By the way, what kind of operating system are you going to use MonetDB on? We are interested what operating system our users have.
Best regards, Dimitar
On 2015-Feb-23, at 12:00 , Jiří Nádvorník
wrote: Hi Dimitar,
This sounds a bit complicated. I have the data already ingested into a postgresql database (in more or less 1 table). Wouldn't it be easier to import it from there? Or from some other simple structure like csv?

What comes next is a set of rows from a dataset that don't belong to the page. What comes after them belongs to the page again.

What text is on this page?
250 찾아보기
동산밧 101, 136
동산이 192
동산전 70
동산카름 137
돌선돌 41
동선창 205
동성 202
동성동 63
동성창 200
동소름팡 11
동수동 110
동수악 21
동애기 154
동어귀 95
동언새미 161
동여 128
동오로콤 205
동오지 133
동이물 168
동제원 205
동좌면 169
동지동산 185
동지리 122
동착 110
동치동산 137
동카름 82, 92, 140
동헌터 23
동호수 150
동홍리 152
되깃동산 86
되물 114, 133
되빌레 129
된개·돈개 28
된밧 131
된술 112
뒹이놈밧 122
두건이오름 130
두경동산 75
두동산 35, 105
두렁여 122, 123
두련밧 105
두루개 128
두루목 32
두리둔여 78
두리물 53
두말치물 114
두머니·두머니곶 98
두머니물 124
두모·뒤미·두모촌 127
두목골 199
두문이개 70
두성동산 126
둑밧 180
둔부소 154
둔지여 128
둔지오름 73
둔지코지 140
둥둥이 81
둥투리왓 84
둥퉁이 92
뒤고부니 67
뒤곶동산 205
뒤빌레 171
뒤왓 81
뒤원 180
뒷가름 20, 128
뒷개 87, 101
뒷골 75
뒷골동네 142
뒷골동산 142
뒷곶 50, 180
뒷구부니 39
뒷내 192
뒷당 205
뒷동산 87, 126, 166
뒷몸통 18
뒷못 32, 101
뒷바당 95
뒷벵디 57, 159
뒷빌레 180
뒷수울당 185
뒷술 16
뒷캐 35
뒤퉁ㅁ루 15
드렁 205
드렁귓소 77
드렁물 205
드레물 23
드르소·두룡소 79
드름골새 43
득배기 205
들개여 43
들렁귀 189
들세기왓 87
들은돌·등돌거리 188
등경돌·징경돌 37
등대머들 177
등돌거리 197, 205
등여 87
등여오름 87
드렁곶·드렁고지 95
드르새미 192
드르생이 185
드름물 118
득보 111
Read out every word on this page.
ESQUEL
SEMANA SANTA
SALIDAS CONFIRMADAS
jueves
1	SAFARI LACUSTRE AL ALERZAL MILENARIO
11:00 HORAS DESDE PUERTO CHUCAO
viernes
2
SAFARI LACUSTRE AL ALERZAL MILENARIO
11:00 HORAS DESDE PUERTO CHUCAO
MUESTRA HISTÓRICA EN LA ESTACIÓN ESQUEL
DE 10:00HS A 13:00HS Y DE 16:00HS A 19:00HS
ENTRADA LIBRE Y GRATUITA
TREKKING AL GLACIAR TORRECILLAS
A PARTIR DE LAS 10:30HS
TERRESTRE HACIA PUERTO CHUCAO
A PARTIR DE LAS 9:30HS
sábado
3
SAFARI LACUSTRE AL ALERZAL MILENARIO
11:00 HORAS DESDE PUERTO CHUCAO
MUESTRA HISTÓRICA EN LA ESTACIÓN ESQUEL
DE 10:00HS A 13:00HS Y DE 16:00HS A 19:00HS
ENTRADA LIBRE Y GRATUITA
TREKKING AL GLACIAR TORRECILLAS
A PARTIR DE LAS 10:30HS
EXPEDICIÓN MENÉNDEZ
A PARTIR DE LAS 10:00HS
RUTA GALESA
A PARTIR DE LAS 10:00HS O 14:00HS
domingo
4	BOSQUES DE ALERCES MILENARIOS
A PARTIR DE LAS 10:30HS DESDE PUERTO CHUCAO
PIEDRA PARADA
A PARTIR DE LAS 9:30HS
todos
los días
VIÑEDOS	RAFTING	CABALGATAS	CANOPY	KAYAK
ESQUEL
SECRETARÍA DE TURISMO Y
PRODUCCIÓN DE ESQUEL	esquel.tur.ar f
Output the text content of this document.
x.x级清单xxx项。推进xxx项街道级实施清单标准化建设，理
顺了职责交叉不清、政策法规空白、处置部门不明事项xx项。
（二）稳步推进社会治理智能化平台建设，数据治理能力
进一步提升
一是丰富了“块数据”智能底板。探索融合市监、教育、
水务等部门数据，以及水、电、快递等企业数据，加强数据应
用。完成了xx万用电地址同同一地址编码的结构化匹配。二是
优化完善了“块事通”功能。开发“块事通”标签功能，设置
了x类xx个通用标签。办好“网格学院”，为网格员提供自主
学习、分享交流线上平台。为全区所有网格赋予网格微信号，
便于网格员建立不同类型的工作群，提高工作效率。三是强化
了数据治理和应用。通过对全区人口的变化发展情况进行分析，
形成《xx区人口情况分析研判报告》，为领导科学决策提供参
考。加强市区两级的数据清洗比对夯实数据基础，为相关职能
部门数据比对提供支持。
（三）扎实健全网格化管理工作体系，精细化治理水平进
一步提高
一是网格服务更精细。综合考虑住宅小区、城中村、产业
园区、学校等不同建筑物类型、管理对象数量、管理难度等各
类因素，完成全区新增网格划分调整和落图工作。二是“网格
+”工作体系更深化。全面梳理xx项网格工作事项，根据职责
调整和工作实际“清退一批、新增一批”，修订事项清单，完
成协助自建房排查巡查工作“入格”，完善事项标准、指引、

I don't really need to work with the files as such - it is just means of holding the data for me.
Kind regads,
Jiri N.
-----Original Message----- From: Dimitar Nedev [mailto:dimitar.nedev@monetdbsolutions.com] Sent: 23. února 2015 11:09 To: Jiří Nádvorník Cc: MonetDB Users Subject: Re: MonetDB + FITS
Hi Jiří,
This might be a bit long, but please bear with me, if you do it once it's relatively simple. To use FIST it currently takes 4 general steps: 1) Build MonetDB with FITS support 2) Create SQL functions for FIST data loading 3) Attach a FIST file for loading 4) Load the data from the file
1) For FITS to work, you must build MonetDB together with the 'cfitsio' library. If you are using OS X, you can installMonetDB via Homebrew, which you can also configure to build the binaries with FITS support: "brew install monetdb --with-cfitsio". If you are building MonetDB on another UNIX/Linux systems, you need to have the cfitsio library present on your path when configuring the build. If its presence is detected, MonetDB will be built with FITS support. More on building MonetDB you can find here: https://www.monetdb.org/Developers/SourceCompile
2) In all releases, including the least (Oct2014-SP2) of MonetDB the FITS SQL functions for data loading are not created automatically, even if FIST support is enabled. This is, sort of, only cosmetic, since the FITS support is there, just not conveniently exposed at SQL. Still, if you are building MonetDB from the latest stable sources, as Homebrew will by default, you will must first define the required SQL functions like this: create procedure fitsattach(fname string) external name fits.attach; create procedure fitsload(tname string) external name fits.load; create procedure listdirpat(dirname string,pat string) external name fits.listdirpattern;
3) Then you can run the 'attach' function to pre-process your file: call fitsattach('/Users/dnedev/monetdb/r564532_cat.fits');
At this point you can already take a glimpse at your (meta-)data Listing the attached files: select * from fits_files; Listing the catalogs in each file: select * from fits_tables; Listing the columns contained in the catalogs: select * from fits_columns;
4) Finally load the data in the FITS, specify separately which catalogs to be loaded, as they are listed in "fits_tables", e.g. : call fitsload('r564532_cat_1'); call fitsload('r564532_cat_2'); call fitsload('r564532_cat_3'); call fitsload('r564532_cat_4');
The data should name be loaded in a table with the same name as the catalog , which you can access like this: select * from "r564532_cat_1";
As of the next MonetDB release, the FITS functions will be created automatically, eliminating the second step. This also means that if you are building MonetDB from sources checked out from our repository, and not using the stable release sources, the functions will be create for you. We are also working on improving the documentation and usability of these functions.
I hope this helps.
Best regards, Dimitar
On 2015-Feb-23, at 09:55 , Jiří Nádvorník
wrote: Hi All,
I have a simple question – how to setup and ingest data into MonetDB from FITS binary tables (FITS extensions)? Namely this will be astronomical objects (1 row = coordinates, magnitude, …).